Deux jeunes femmes visibles derrière des panneaux publicitaires ont attirées mon regard hier.
Pour deux raisons, qui, a priori, n’ont pas vraiment de rapport.
La première s’appelle Ghofrane Maddaoui. Elle a cette semaine le triste privilège, et cela à deux égards, de faire la couverture du magazine Choc.
Triste privilège parce qu’elle est mise en avant à l’occasion du procès devant la Cour d’Assises de ses meurtriers.
Triste privilège parce le magazine en question est l’une des tentatives françaises d’imitation de ce que la presse anglo-saxonne produit de plus vulgaire : le tabloïd.
« Lapidée par jalousie – ses bourreaux jugés le 10 avril. »
Elle nous jette un regard sombre par-dessus son épaule. Tout cela donne un sentiment de tragédie. On est forcément touché.
Que s’est-il passé ? Le procès est en cours, et ni les circonstances du meurtre, ni son mobile ne sont établis par la Justice. Des pierres ont provoquées sa mort. L’un des accusés ayant avoué les faits a prétendu aux enquêteurs, avant de se rétracter, avoir convaincu la jeune femme de l’accompagner chez lui. Puis elle aurait changé d’avis.
C’est tout.
Et on en arrive à : « lapidée par jalousie ».
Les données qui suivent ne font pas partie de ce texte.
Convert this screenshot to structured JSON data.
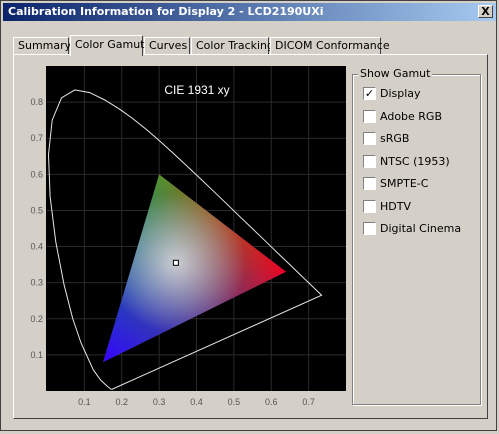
{
  "window": {
    "title": "Calibration Information for Display 2 - LCD2190UXi",
    "close_label": "X"
  },
  "tabs": [
    {
      "label": "Summary",
      "active": false
    },
    {
      "label": "Color Gamut",
      "active": true
    },
    {
      "label": "Curves",
      "active": false
    },
    {
      "label": "Color Tracking",
      "active": false
    },
    {
      "label": "DICOM Conformance",
      "active": false
    }
  ],
  "chart_data": {
    "type": "scatter",
    "title": "CIE 1931 xy",
    "xlabel": "",
    "ylabel": "",
    "xlim": [
      0.0,
      0.8
    ],
    "ylim": [
      0.0,
      0.9
    ],
    "x_ticks": [
      "0.1",
      "0.2",
      "0.3",
      "0.4",
      "0.5",
      "0.6",
      "0.7"
    ],
    "y_ticks": [
      "0.1",
      "0.2",
      "0.3",
      "0.4",
      "0.5",
      "0.6",
      "0.7",
      "0.8"
    ],
    "grid": true,
    "gamut_triangle": {
      "red": [
        0.64,
        0.33
      ],
      "green": [
        0.3,
        0.6
      ],
      "blue": [
        0.15,
        0.08
      ],
      "white_point": [
        0.345,
        0.355
      ]
    }
  },
  "show_gamut": {
    "title": "Show Gamut",
    "options": [
      {
        "label": "Display",
        "checked": true
      },
      {
        "label": "Adobe RGB",
        "checked": false
      },
      {
        "label": "sRGB",
        "checked": false
      },
      {
        "label": "NTSC (1953)",
        "checked": false
      },
      {
        "label": "SMPTE-C",
        "checked": false
      },
      {
        "label": "HDTV",
        "checked": false
      },
      {
        "label": "Digital Cinema",
        "checked": false
      }
    ]
  }
}
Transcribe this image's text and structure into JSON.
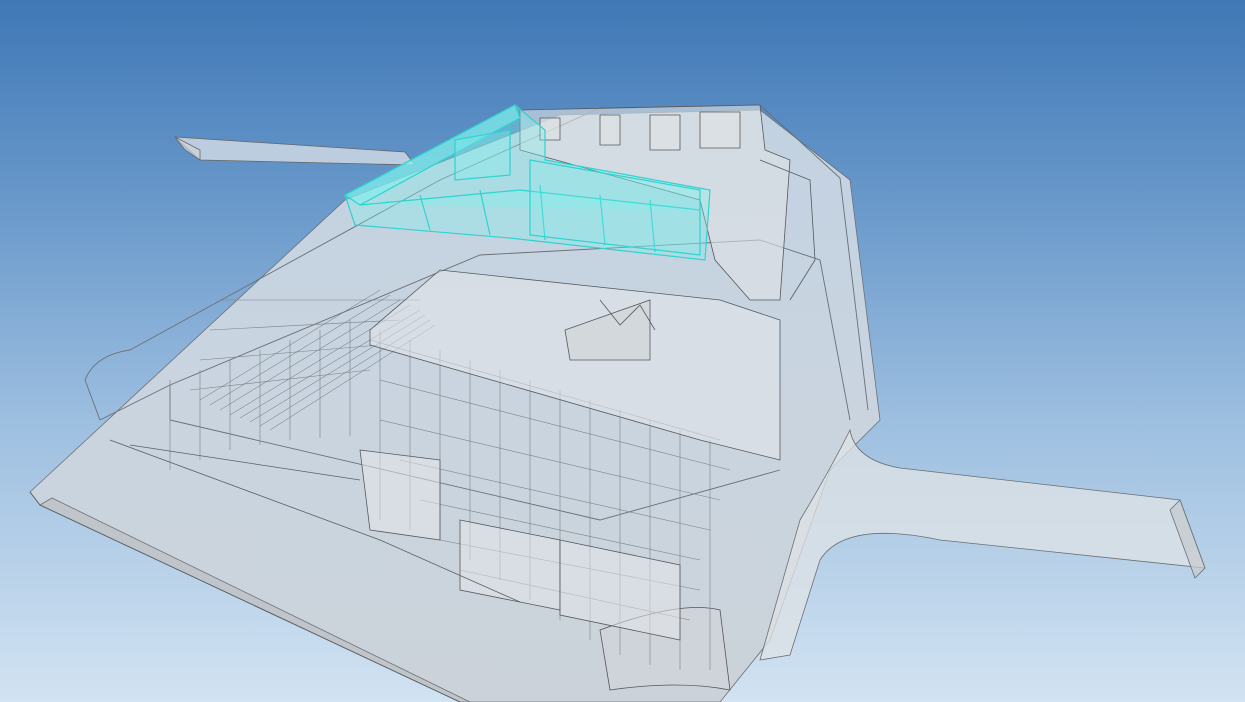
{
  "viewer": {
    "background_top_color": "#3f78b6",
    "background_bottom_color": "#d2e3f2",
    "model_fill_color": "#d9dde0",
    "model_edge_color": "#5f6368",
    "selection_color": "#3fe3e0",
    "selected_element": "highlighted-upper-floor-block"
  }
}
Au-delà du fait qu’un tel titre présume d’éléments auxquels la Justice n’a pas encore apportée de réponse, c’est le choix du terme de lapidation qui pose le plus de questions.
La lapidation est une méthode d’exécution. Elle implique donc une faute avérée (adultère, blasphème, meurtre, prostitution) et un jugement. Elle renvoie à soit aux civilisations méditerranéennes préchrétiennes, soit à quelques rares Etats appliquant le régime judiciaire de la Charia, comme l’Iran ou le Nigeria. Une telle référence n’est donc pas anodine.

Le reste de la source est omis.